Ministerpräsident Ariel Sharon schloss für den Fall von Arafats Tod aus, dass der Palästinenser-Präsident seinem Wunsch entsprechend in Jerusalem begraben wird. Der israelische Regierungschef bekräftigte weiters, dass er seinen umstrittenen Rückzugsplan aus dem Gaza-Streifen wie vorgesehen umsetzen werde. Bildungsministerin Limor Livnat nahm unterdessen ihre aus Protest gegen den Plan geäußerte Rücktrittsdrohung zurück.

Sharon signalisierte zudem Bereitschaft zum Dialog mit einer neuen palästinensischen Führung. Unter bestimmten Bedingungen sei auch die Wiederaufnahme der Verhandlungen über den internationalen Nahost-Friedensplan („Roadmap“) möglich, sagte Sharon im Rundfunk.

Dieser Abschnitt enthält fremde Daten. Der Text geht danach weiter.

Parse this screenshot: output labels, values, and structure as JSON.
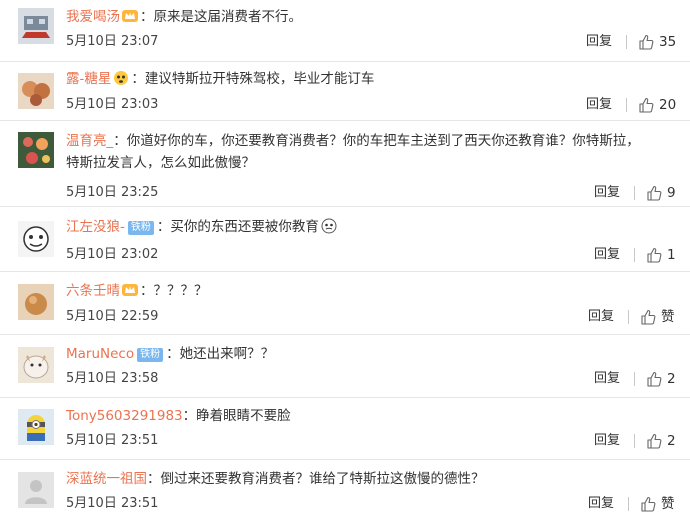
{
  "comments": [
    {
      "user": "我爱喝汤",
      "has_badge": true,
      "text": "原来是这届消费者不行。",
      "time": "5月10日 23:07",
      "reply_label": "回复",
      "likes": "35"
    },
    {
      "user": "露-糖星",
      "has_badge": true,
      "text": "建议特斯拉开特殊驾校，毕业才能订车",
      "time": "5月10日 23:03",
      "reply_label": "回复",
      "likes": "20"
    },
    {
      "user": "温育亮_",
      "text_line1": "你道好你的车，你还要教育消费者？你的车把车主送到了西天你还教育谁？你特斯拉，",
      "text_line2": "特斯拉发言人，怎么如此傲慢？",
      "time": "5月10日 23:25",
      "reply_label": "回复",
      "likes": "9"
    },
    {
      "user": "江左没狼-",
      "fan_badge": "铁粉",
      "text": "买你的东西还要被你教育",
      "time": "5月10日 23:02",
      "reply_label": "回复",
      "likes": "1"
    },
    {
      "user": "六条壬晴",
      "has_badge": true,
      "text": "？？？？",
      "time": "5月10日 22:59",
      "reply_label": "回复",
      "likes": "赞"
    },
    {
      "user": "MaruNeco",
      "fan_badge": "铁粉",
      "text": "她还出来啊？？",
      "time": "5月10日 23:58",
      "reply_label": "回复",
      "likes": "2"
    },
    {
      "user": "Tony5603291983",
      "text": "睁着眼睛不要脸",
      "time": "5月10日 23:51",
      "reply_label": "回复",
      "likes": "2"
    },
    {
      "user": "深蓝统一祖国",
      "text": "倒过来还要教育消费者？谁给了特斯拉这傲慢的德性？",
      "time": "5月10日 23:51",
      "reply_label": "回复",
      "likes": "赞"
    }
  ],
  "colors": {
    "username": "#eb7350",
    "fan_badge_bg": "#7ab7ef",
    "text": "#333333",
    "divider": "#e6e6e6"
  },
  "icons": {
    "like": "thumbs-up-icon",
    "badge": "member-crown-icon"
  }
}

Falls sich eine „ernsthafte und verantwortungsvolle“ Palästinenserführung herausbilde, seien Verhandlungen mit ihr möglich, betonte der Regierungschef. Die neue Führung müsse aber zunächst „durch Taten“ beweisen, dass sie den „Terrorismus“ bekämpfe.

Zehntausende Menschen gedachten am Samstagabend in Tel Aviv des vor neun Jahren ermordeten israelischen Ministerpräsidenten Yitzhak Rabin. An der Gedenkkundgebung nahmen auffallend viele junge Menschen teil, die auf Spruchbändern und Plakaten eine Verständigung mit den Palästinensern forderten. Angesichts aktueller Spannungen wegen des geplanten Rückzugs aus dem Gaza-Streifen bewachten mehr als 1.000 Soldaten und Polizisten die Kundgebung.

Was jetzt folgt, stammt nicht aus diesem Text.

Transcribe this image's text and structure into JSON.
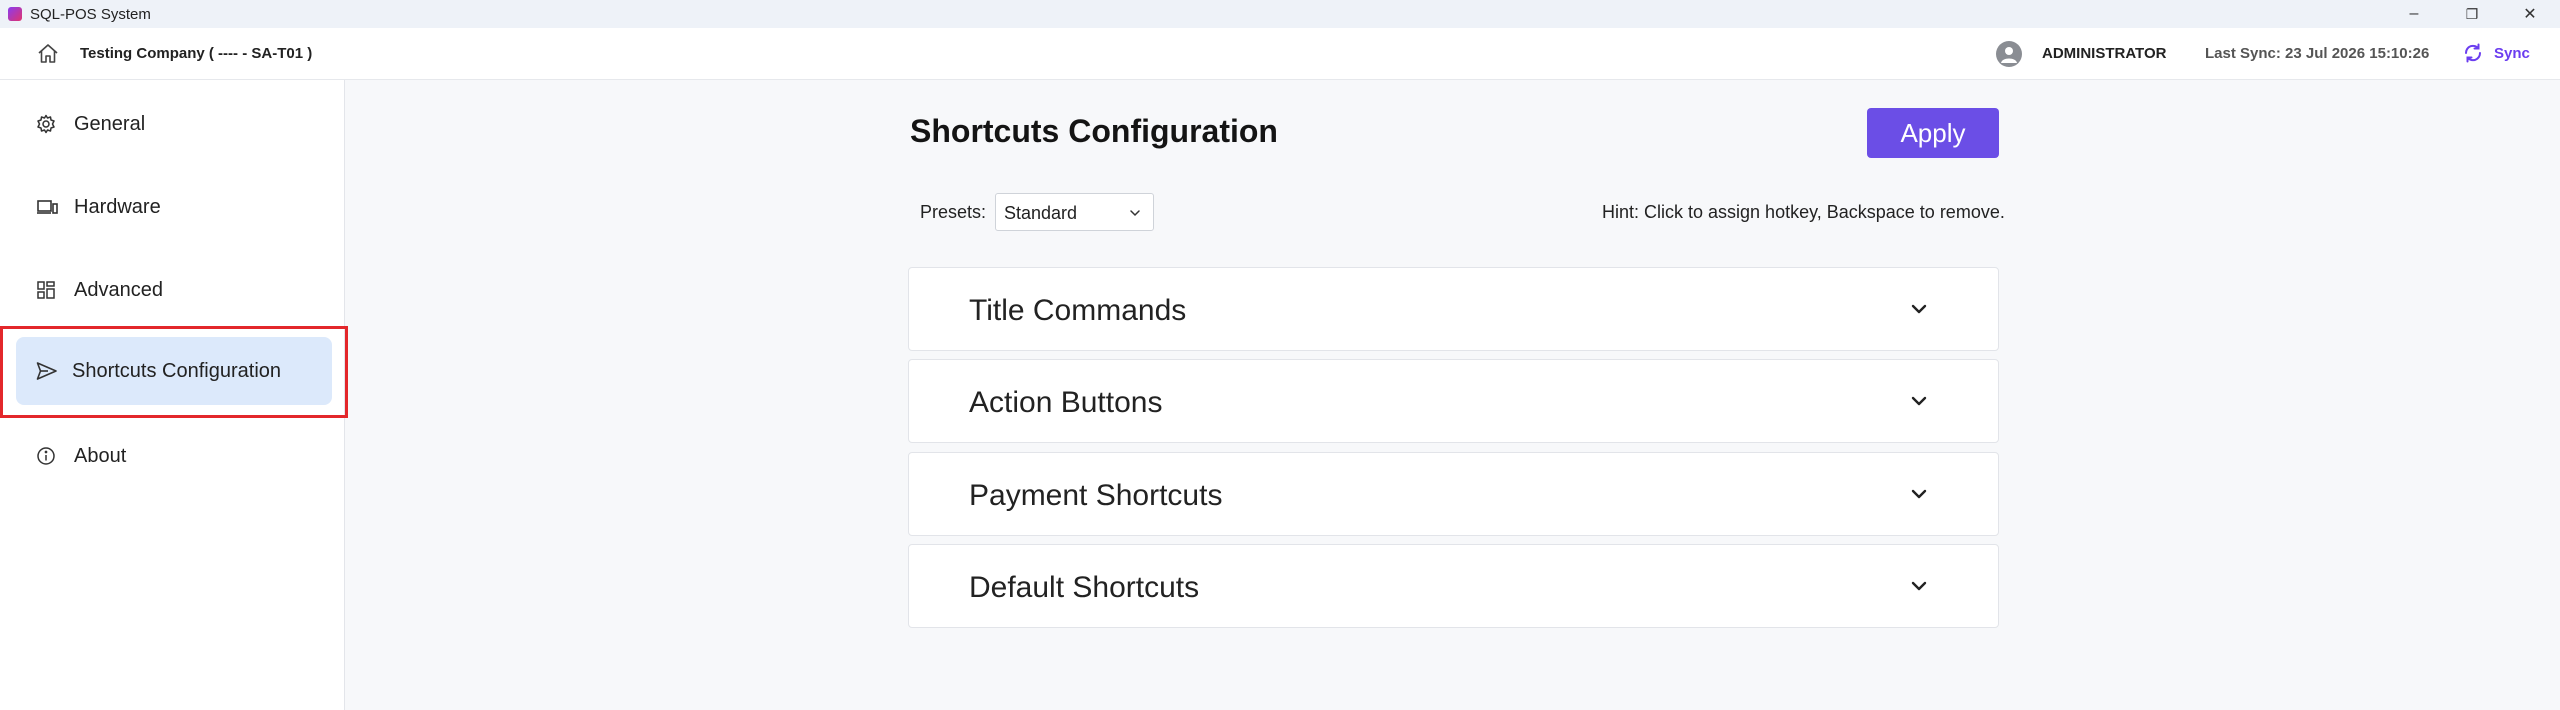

Der Plan Sharons hat zu scharfen verbalen Attacken seitens der Siedler geführt. Regierungsmitglieder vergleichen die angeheizte Atmosphäre bereits mit der Lage vor dem Mord an Rabin. Ein ultrarechter jüdischer Extremist und Gegner des israelisch-palästinensischen Friedensprozesses hatte den Politiker der Arbeitspartei am 4. November 1995 erschossen.